Cela dit, la construction de cette vision historique des rapports du sujet à la monnaie n’a pas consisté à développer une théorie du sujet, mais à faire une histoire des processus de subjectivation en rapport aux processus monétaires. En partant de l’hypothèse que ces processus sont pris dans des nécessités spécifiques : les nécessités de l’exercice du pouvoir politique, la raison d’État.
La notion de responsabilité est alors apparue au centre de cette histoire (les individus ont des « comptes à rendre »), notamment en tant qu’elle renvoie directement à la considération d’une instance de souveraineté. C’est que, la crédibilité de la parole du souverain est tout à fait importante dans le fonctionnement d’un système monétaire.
Partant, on a pu commencer à voir qu’à travers la circulation monétaire comprise comme circulation des moyens d’extinction de la dette, c’est tout un système d’accréditation des sujets et de distribution de lois du silence sur leurs paroles qui fonctionne. Et là, un certain rapport à la monnaie fait problème par rapport au droit à la parole dans la cité…

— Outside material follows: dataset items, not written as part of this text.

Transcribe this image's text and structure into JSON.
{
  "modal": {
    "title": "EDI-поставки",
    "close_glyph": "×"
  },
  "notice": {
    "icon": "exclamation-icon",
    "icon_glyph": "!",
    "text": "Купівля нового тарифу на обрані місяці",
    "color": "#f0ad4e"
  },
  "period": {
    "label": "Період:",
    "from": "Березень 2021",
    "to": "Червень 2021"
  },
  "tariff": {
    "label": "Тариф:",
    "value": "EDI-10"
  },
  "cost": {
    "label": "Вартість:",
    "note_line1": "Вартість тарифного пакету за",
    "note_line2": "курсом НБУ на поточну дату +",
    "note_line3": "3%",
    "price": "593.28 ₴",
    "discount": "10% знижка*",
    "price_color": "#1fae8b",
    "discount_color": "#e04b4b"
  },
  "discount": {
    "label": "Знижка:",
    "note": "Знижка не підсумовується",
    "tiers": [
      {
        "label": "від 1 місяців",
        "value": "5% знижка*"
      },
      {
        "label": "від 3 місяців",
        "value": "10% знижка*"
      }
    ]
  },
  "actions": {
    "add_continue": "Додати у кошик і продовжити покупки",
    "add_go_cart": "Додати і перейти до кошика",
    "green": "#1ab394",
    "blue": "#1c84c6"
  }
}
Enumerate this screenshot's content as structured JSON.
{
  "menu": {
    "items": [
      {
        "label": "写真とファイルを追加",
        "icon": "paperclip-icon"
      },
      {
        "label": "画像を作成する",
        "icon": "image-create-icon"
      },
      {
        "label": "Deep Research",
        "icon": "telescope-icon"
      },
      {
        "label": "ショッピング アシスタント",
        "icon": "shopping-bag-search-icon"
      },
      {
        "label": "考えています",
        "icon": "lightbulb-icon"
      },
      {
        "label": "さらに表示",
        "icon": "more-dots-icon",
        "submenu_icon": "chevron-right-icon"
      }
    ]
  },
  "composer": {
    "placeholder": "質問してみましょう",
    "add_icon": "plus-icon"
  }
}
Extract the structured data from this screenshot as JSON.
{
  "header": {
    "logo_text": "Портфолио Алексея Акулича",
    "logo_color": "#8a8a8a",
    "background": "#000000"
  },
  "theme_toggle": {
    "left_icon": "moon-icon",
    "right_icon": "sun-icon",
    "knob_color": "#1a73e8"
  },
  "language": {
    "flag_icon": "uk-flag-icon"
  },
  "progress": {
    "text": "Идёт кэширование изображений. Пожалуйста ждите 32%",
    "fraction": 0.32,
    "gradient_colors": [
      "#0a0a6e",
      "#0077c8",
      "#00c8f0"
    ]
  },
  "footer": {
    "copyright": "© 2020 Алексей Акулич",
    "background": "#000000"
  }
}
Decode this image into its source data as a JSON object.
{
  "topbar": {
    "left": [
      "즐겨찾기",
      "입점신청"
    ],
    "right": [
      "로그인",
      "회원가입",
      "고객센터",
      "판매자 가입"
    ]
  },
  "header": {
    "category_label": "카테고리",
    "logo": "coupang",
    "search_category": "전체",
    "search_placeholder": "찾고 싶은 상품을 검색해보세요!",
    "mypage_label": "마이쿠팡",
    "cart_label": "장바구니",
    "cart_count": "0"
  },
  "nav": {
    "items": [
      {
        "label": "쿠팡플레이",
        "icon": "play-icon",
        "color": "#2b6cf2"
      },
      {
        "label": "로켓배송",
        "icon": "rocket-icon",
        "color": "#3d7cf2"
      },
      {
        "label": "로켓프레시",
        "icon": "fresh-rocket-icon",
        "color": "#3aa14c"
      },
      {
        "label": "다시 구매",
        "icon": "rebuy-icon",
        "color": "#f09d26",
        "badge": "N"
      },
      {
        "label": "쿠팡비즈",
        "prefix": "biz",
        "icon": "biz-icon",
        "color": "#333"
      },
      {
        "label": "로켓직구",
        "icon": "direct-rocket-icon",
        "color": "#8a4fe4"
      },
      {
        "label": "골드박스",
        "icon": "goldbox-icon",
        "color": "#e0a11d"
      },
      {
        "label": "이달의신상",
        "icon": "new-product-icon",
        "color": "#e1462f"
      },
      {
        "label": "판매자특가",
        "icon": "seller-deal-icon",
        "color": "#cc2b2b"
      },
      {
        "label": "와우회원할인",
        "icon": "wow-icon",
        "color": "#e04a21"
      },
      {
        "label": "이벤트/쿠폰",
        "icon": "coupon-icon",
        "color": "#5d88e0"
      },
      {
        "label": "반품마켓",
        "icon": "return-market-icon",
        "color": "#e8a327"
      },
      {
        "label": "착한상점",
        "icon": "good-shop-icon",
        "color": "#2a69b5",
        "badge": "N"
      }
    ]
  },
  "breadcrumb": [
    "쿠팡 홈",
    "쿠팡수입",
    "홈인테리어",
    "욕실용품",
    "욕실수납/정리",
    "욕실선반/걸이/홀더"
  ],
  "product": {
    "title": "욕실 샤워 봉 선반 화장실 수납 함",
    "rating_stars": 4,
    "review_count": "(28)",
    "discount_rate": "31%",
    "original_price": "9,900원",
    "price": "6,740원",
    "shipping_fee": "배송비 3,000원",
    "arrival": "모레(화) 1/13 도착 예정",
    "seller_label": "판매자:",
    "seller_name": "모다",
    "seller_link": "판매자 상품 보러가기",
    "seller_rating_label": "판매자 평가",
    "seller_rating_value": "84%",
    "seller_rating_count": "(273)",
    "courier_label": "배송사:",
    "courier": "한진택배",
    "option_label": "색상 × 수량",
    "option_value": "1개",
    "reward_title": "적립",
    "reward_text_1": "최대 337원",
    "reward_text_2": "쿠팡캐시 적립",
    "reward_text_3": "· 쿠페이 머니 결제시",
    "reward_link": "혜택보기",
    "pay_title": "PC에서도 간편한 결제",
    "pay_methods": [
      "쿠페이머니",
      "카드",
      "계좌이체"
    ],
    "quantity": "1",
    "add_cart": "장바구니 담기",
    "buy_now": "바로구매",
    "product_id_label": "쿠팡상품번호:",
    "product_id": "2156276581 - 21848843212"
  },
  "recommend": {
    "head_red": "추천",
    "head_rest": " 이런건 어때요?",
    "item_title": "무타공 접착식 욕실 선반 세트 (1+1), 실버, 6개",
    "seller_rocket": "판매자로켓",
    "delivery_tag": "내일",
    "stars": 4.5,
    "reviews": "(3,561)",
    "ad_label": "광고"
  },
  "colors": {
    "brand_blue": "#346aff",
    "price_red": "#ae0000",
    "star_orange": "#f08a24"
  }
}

En effet, par la circulation monétaire passant à travers les trois figures du souverain que sont le citoyen, l’investisseur, et le consommateur, les conditions d’existence des sujets sont conformées aux logiques de la maison, du stock, et du calcul.
C’est que, par la domesticité (privée ou publique), le commerce, et le mercenariat salarial, les sujets se fournissent en moyens de paiement. Or ces trois types de moyens de « gagner sa vie » sont trois portes d’accès fondamentales aux moyens de libération, par lesquelles les sujets sont assujettis à la monnaie : par la Lignée, par la Terre, et par le Nombre.
Ces combinaisons sont à chaque fois historiquement spécifiques et localement singulières. Mais dans tous les cas, l’ensemble des combinaisons est borné par la raison d’État. Ce fonctionnement repose sur la formation de sujets « responsables », qualifiés pour tenir des discours « sérieux ». La fiabilité sociale des paroles est en jeu.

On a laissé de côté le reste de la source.